The Pocket Brain is literally a pocket size book. It is also available in a Kindle edition and I am intrigued to the degree which the pocket brain’s layout survives the digital publishing process.
Is there a need?
I am an admitted skeptic that pocket books, like this one, are necessary. But the prevalence of pocket guides and smartphone apps on prehospital ACLS assessment and care likely points to the inadequacy of AHA courses and teaching materials. Until AHA courses are more relevant and designed for the prehospital provider there will be a market for guidebooks that make ACLS relevant to the prehospital provider. After reviewing this Pocket Brain I am convinced of its value and look forward to reviewing others.
Each algorithm is reviewed in surprising detail, given the pocket size of the book. Each section is packed with information as it reviews the assessments, treatments, and medications. I am editing a 1 hour CE course on management of bradyarrhythmias. Dr. Grauer is able to review the same content as that CE course in less than 20 pages, including diagrams!
Because of the density of information it was sometimes difficult for me to find the key points in a page packed with text. The author makes prodigious use of italics and bold and underline to help draw the reader’s attention.
How to Use the ACLS 2013 Pocket Brain Book
These are a few of my ideas on how to use the ACLS 2013 Pocket Brain Book:
1. Reference for ACLS questions posed by students. For me, Google often returns an overwhelming number of responses when I am seeking confirmation of an arrhythmia assessment or treatment question. I am going to use the Pocket Brain as a faster way to get to the facts about an arrhythmia assessment or treatment.

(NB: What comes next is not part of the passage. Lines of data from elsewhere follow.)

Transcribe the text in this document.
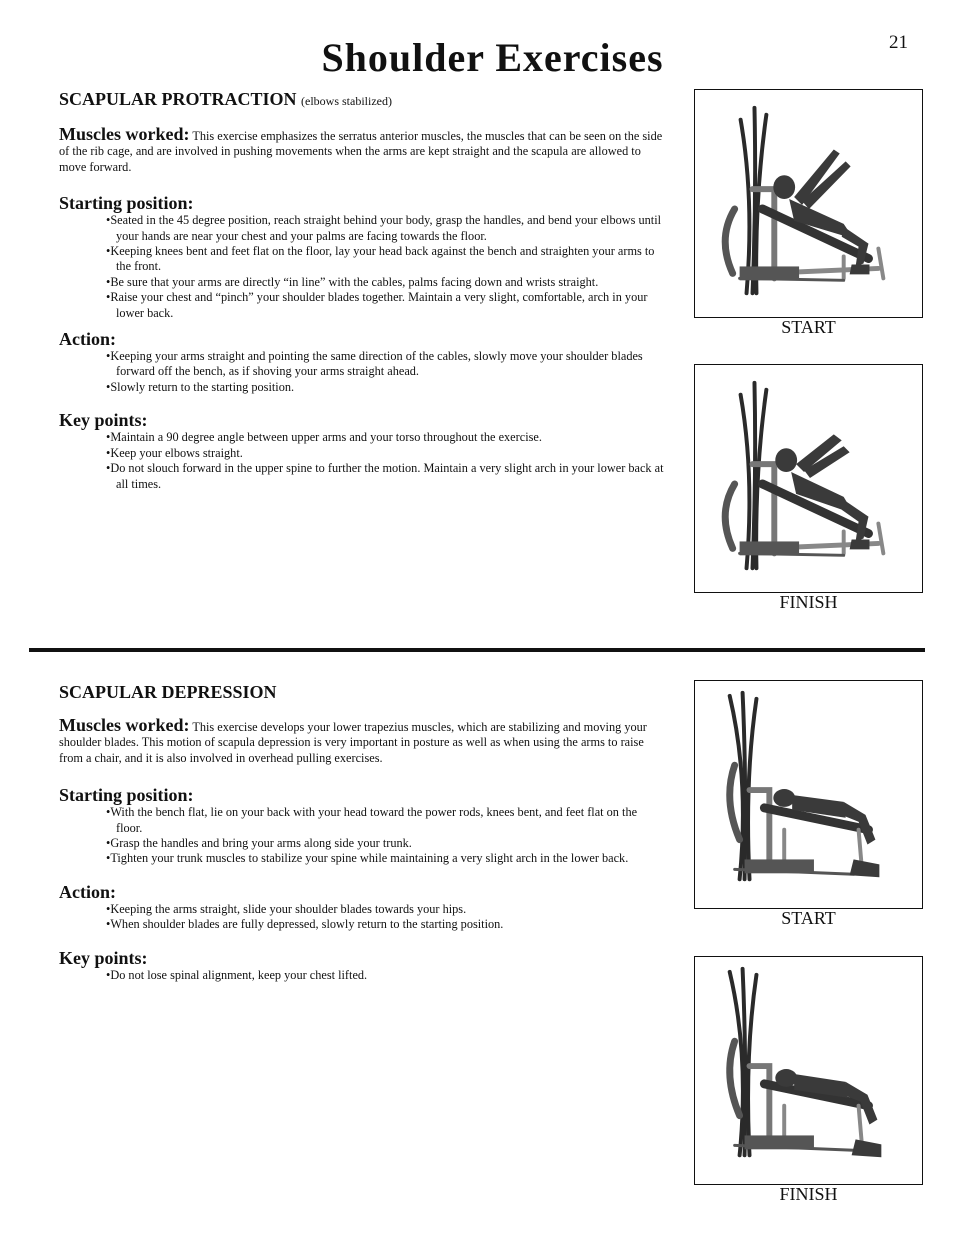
21
Shoulder Exercises

SCAPULAR PROTRACTION (elbows stabilized)

Muscles worked: This exercise emphasizes the serratus anterior muscles, the muscles that can be seen on the side of the rib cage, and are involved in pushing movements when the arms are kept straight and the scapula are allowed to move forward.

Starting position:

• Seated in the 45 degree position, reach straight behind your body, grasp the handles, and bend your elbows until your hands are near your chest and your palms are facing towards the floor.
• Keeping knees bent and feet flat on the floor, lay your head back against the bench and straighten your arms to the front.
• Be sure that your arms are directly “in line” with the cables, palms facing down and wrists straight.
• Raise your chest and “pinch” your shoulder blades together. Maintain a very slight, comfortable, arch in your lower back.

Action:

• Keeping your arms straight and pointing the same direction of the cables, slowly move your shoulder blades forward off the bench, as if shoving your arms straight ahead.
• Slowly return to the starting position.

Key points:

• Maintain a 90 degree angle between upper arms and your torso throughout the exercise.
• Keep your elbows straight.
• Do not slouch forward in the upper spine to further the motion. Maintain a very slight arch in your lower back at all times.
START
FINISH

SCAPULAR DEPRESSION

Muscles worked: This exercise develops your lower trapezius muscles, which are stabilizing and moving your shoulder blades. This motion of scapula depression is very important in posture as well as when using the arms to raise from a chair, and it is also involved in overhead pulling exercises.

Starting position:

• With the bench flat, lie on your back with your head toward the power rods, knees bent, and feet flat on the floor.
• Grasp the handles and bring your arms along side your trunk.
• Tighten your trunk muscles to stabilize your spine while maintaining a very slight arch in the lower back.

Action:

• Keeping the arms straight, slide your shoulder blades towards your hips.
• When shoulder blades are fully depressed, slowly return to the starting position.

Key points:

• Do not lose spinal alignment, keep your chest lifted.
START
FINISH
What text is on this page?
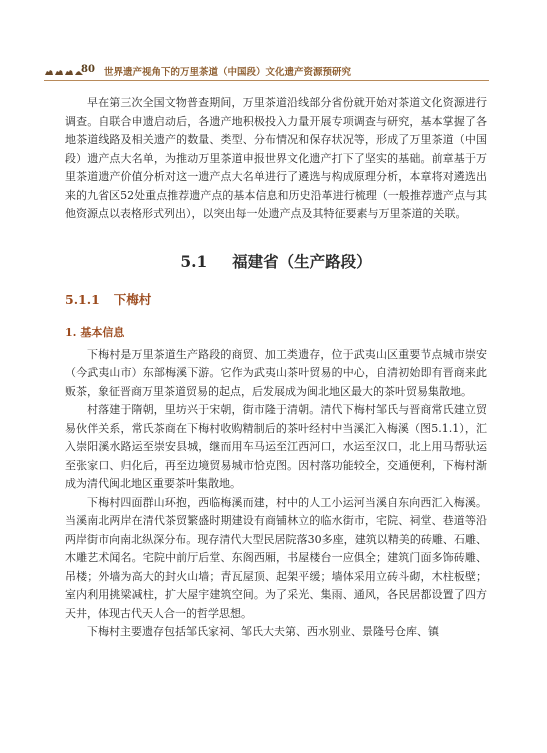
80 世界遗产视角下的万里茶道（中国段）文化遗产资源预研究

早在第三次全国文物普查期间，万里茶道沿线部分省份就开始对茶道文化资源进行调查。自联合申遗启动后，各遗产地积极投入力量开展专项调查与研究，基本掌握了各地茶道线路及相关遗产的数量、类型、分布情况和保存状况等，形成了万里茶道（中国段）遗产点大名单，为推动万里茶道申报世界文化遗产打下了坚实的基础。前章基于万里茶道遗产价值分析对这一遗产点大名单进行了遴选与构成原理分析，本章将对遴选出来的九省区52处重点推荐遗产点的基本信息和历史沿革进行梳理（一般推荐遗产点与其他资源点以表格形式列出），以突出每一处遗产点及其特征要素与万里茶道的关联。

5.1 福建省（生产路段）

5.1.1 下梅村

1. 基本信息

下梅村是万里茶道生产路段的商贸、加工类遗存，位于武夷山区重要节点城市崇安（今武夷山市）东部梅溪下游。它作为武夷山茶叶贸易的中心，自清初始即有晋商来此贩茶，象征晋商万里茶道贸易的起点，后发展成为闽北地区最大的茶叶贸易集散地。

村落建于隋朝，里坊兴于宋朝，街市隆于清朝。清代下梅村邹氏与晋商常氏建立贸易伙伴关系，常氏茶商在下梅村收购精制后的茶叶经村中当溪汇入梅溪（图5.1.1），汇入崇阳溪水路运至崇安县城，继而用车马运至江西河口，水运至汉口，北上用马帮驮运至张家口、归化后，再至边境贸易城市恰克图。因村落功能较全，交通便利，下梅村渐成为清代闽北地区重要茶叶集散地。

下梅村四面群山环抱，西临梅溪而建，村中的人工小运河当溪自东向西汇入梅溪。当溪南北两岸在清代茶贸繁盛时期建设有商铺林立的临水街市，宅院、祠堂、巷道等沿两岸街市向南北纵深分布。现存清代大型民居院落30多座，建筑以精美的砖雕、石雕、木雕艺术闻名。宅院中前厅后堂、东阁西厢，书屋楼台一应俱全；建筑门面多饰砖雕、吊楼；外墙为高大的封火山墙；青瓦屋顶、起架平缓；墙体采用立砖斗砌，木柱板壁；室内利用挑梁减柱，扩大屋宇建筑空间。为了采光、集雨、通风，各民居都设置了四方天井，体现古代天人合一的哲学思想。

下梅村主要遗存包括邹氏家祠、邹氏大夫第、西水别业、景隆号仓库、镇
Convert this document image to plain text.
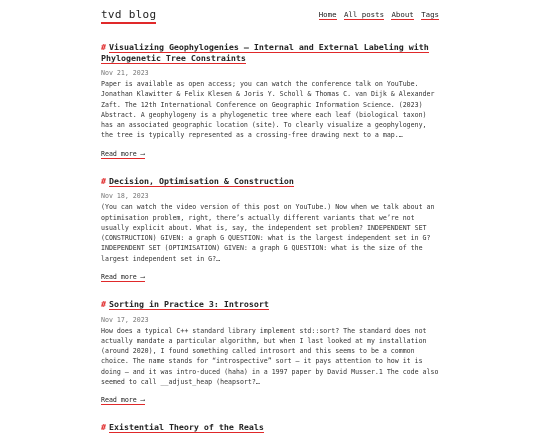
tvd blog	Home All posts About Tags
# Visualizing Geophylogenies — Internal and External Labeling with Phylogenetic Tree Constraints
Nov 21, 2023

Paper is available as open access; you can watch the conference talk on YouTube. Jonathan Klawitter & Felix Klesen & Joris Y. Scholl & Thomas C. van Dijk & Alexander Zaft. The 12th International Conference on Geographic Information Science. (2023) Abstract. A geophylogeny is a phylogenetic tree where each leaf (biological taxon) has an associated geographic location (site). To clearly visualize a geophylogeny, the tree is typically represented as a crossing-free drawing next to a map.…

Read more ⟶
# Decision, Optimisation & Construction
Nov 18, 2023

(You can watch the video version of this post on YouTube.) Now when we talk about an optimisation problem, right, there’s actually different variants that we’re not usually explicit about. What is, say, the independent set problem? INDEPENDENT SET (CONSTRUCTION) GIVEN: a graph G QUESTION: what is the largest independent set in G? INDEPENDENT SET (OPTIMISATION) GIVEN: a graph G QUESTION: what is the size of the largest independent set in G?…

Read more ⟶
# Sorting in Practice 3: Introsort
Nov 17, 2023

How does a typical C++ standard library implement std::sort? The standard does not actually mandate a particular algorithm, but when I last looked at my installation (around 2020), I found something called introsort and this seems to be a common choice. The name stands for “introspective” sort – it pays attention to how it is doing – and it was intro-duced (haha) in a 1997 paper by David Musser.1 The code also seemed to call __adjust_heap (heapsort?…

Read more ⟶
# Existential Theory of the Reals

2. Self-study as you prepare for an ACLS renewal or protocol test. You might find it helpful to simply read the book cover-to-cover.
3. Consult during or after a patient call for just-in-time training or review of assessment and treatment procedures.
4. Occasional review of low occurrence and high
anxiety acuity problems.
Have you read and used the ACLS Pocket Brain Book? How has it been useful to you?
Note: I was given a copy of this book by the author and publisher in conjunction with the author’s sponsorship of an episode of the EMSEduCast, a podcast I co-host, at EMS World Expo in October 2012. I am grateful for both the book and the podcast episode sponsorship.